In previous downturns, countries had very limited room for maneuver in responding to global economic slowdowns. Budget deficits were typically large and monetary policies too loose, leaving countries very vulnerable going into past crises. But most countries were in much better shape at the outset of the current downturn, Sayeh observed.

Budgets for the region as a whole were broadly balanced in 2008, debt levels were lower than in the early 1990s, inflation was under control in much of the region, and as a result countries had accumulated much larger reserves overall.

“This hard-earned flexibility to ease policies should help to dampen the adverse impact of the crisis on poverty and social indicators. But the key to success will be how this policy space is being used on the ground,” Sayeh said. “Is it being used, for example, to protect social spending or sustain critical infrastructure projects?”

Sayeh stressed that not all countries were in a position to ease policies during the crisis. For some countries where economic fundamentals were weaker, there has simply been no room to use macroeconomic policies to support short-term growth. These countries will be heavily reliant on higher aid flows to mitigate the impact of the slowdown on vulnerable groups.

More IMF financing

Turning to the IMF’s response to the effects of the global crisis in Africa, Sayeh noted that the institution has sharply increased concessional financing to low-income countries over the past year. Through October 2009, new IMF commitments to sub-Saharan Africa reached more than $3 billion, compared with around $1 billion for the whole of 2008 and only $200 million in 2007. By the end of 2009 the IMF should have lent sub-Saharan Africa a little more than $4 billion, Sayeh said.

The IMF was doing more in the way of providing financing, beyond support through programs, Sayeh stressed. Financial support had been provided through a special allocation of Special Drawing Rights (SDRs) of which sub-Saharan Africa’s share was $12 billion. “Those countries are using those new SDRs to supplement their low level of reserves,” Sayeh said.

The IMF was also working to expand its lending to low-income countries as a whole to some $17 billion by 2014. The institution had increased the concessionality of its financing, had placed a moratorium on interest payments by low-income countries through 2011, and was also taking a more flexible approach to debt, Sayeh said.

Recognizing that different countries have different needs, the IMF had also introduced a variety of different lending windows to make lending more flexible and better tailored to the needs of the country.

Wider fiscal deficits

“We are working to ensure that IMF-supported programs do not prevent countercyclical policies,” Sayeh stated. She noted that fiscal targets had been loosened in close to 80 percent of African countries with active IMF-supported programs. On average, fiscal deficits were widening by 2 percent of GDP.

“The IMF has done its part, we think, ,” Sayeh said. “We have increased the amounts we lend and changed the way we lend. But we cannot do this alone—the international community has to pitch in.”
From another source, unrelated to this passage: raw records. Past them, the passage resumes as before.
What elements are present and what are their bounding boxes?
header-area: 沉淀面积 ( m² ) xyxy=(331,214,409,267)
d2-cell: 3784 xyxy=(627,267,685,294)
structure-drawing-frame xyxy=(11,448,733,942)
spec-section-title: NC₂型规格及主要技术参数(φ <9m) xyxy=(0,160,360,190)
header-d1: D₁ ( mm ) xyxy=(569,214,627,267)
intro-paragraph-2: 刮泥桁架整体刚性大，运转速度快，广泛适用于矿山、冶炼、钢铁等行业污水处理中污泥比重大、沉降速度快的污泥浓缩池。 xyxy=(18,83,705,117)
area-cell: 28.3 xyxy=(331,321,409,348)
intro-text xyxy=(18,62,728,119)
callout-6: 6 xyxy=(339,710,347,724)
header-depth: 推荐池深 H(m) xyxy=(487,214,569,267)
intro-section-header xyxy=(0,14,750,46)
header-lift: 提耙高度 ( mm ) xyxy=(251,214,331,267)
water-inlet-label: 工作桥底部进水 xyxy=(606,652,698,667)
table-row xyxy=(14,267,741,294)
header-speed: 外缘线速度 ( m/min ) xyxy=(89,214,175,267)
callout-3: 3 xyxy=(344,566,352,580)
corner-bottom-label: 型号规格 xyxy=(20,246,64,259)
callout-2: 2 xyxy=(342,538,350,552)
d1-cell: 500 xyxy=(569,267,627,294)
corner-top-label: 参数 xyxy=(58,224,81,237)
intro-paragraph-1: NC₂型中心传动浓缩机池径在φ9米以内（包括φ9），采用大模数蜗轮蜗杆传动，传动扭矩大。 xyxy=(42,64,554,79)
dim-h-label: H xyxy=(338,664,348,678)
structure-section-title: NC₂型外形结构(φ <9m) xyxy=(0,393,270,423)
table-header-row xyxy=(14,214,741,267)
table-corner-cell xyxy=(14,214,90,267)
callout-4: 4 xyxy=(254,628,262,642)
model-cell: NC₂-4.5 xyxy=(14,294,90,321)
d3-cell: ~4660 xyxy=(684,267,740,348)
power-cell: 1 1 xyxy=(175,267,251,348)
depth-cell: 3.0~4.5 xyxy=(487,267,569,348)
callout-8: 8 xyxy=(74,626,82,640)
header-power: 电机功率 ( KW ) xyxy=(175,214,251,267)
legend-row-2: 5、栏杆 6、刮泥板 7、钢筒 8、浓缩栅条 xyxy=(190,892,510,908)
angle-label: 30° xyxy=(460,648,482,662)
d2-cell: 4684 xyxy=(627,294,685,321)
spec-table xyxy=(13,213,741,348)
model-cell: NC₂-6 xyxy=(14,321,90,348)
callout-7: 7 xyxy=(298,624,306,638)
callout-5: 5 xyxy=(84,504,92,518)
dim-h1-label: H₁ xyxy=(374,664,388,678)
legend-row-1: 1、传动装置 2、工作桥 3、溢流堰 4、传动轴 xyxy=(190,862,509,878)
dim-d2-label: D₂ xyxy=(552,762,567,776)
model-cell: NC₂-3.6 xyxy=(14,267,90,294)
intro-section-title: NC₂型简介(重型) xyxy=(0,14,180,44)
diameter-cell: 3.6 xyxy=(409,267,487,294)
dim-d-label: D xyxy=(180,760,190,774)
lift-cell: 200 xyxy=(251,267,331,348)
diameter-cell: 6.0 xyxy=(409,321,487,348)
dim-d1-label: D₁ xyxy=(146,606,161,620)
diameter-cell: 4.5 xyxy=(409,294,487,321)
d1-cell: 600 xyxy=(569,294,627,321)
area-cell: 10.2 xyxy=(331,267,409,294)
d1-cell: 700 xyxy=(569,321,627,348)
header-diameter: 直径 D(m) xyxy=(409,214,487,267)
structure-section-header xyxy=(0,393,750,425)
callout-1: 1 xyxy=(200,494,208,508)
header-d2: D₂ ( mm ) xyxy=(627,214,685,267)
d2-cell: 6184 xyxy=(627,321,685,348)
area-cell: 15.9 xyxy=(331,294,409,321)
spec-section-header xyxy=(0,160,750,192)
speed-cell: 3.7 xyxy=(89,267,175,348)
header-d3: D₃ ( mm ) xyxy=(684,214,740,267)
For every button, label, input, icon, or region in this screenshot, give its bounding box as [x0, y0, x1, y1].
During questions from the audience, Sayeh was asked how the IMF addressed perceptions that sub-Saharan Africa was experiencing episodes of growth without development, in which improving macroeconomic statistics may not necessarily lead to higher living standards.

Sayeh said the IMF and other development partners had sought to tackle this issue in the late 1990s by articulating a broader poverty reduction strategy in low-income countries that aimed for both growth and investment in social sectors.
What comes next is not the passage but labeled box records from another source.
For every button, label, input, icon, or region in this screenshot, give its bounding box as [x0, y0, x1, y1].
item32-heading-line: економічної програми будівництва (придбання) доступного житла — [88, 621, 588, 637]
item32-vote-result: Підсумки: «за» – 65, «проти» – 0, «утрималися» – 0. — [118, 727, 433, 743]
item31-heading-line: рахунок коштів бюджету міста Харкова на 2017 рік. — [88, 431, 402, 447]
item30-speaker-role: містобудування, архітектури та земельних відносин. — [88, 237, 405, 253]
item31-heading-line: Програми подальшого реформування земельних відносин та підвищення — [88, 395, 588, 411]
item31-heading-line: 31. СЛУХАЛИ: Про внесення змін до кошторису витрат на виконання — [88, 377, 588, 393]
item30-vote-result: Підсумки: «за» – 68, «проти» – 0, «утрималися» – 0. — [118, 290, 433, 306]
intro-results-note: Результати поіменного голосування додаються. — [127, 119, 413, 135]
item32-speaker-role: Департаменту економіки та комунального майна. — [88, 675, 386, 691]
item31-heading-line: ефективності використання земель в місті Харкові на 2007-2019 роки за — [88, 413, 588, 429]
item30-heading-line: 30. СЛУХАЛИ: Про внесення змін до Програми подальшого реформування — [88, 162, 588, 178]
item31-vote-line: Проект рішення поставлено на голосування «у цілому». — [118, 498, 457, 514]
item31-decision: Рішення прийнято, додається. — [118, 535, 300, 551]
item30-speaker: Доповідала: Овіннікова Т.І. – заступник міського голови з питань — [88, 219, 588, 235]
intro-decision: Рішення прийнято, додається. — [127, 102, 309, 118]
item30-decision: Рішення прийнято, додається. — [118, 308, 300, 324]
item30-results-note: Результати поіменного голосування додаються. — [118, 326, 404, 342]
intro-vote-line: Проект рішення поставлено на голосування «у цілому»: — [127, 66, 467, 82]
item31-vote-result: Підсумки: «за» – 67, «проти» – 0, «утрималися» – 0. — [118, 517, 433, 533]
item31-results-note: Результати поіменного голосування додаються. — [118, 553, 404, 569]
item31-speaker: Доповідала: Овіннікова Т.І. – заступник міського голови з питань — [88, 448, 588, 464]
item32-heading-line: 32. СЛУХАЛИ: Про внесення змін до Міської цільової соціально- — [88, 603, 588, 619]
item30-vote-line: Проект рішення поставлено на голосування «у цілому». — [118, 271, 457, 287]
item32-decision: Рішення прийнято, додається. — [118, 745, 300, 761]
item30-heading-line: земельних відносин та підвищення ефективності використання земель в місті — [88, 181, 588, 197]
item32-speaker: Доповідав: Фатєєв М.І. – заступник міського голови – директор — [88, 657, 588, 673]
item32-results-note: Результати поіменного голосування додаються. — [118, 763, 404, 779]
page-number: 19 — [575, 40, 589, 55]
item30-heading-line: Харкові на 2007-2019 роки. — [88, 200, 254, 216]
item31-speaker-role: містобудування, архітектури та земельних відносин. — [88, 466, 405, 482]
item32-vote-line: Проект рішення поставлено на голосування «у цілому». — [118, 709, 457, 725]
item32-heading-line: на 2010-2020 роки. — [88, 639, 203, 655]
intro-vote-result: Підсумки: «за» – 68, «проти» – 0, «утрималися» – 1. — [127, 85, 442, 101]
Sayeh was asked how the IMF planned to support African governments’ measures against corruption while also streamlining the conditionality of its loan facilities. She said the fight against corruption had many different dimensions among various development partners. The IMF focused on public financial management and the transparency of resource management, and invested heavily in transparent budgetary processes. The IMF had also been a strong partner in the Extractive Industries Transparency Initiative, Sayeh stressed.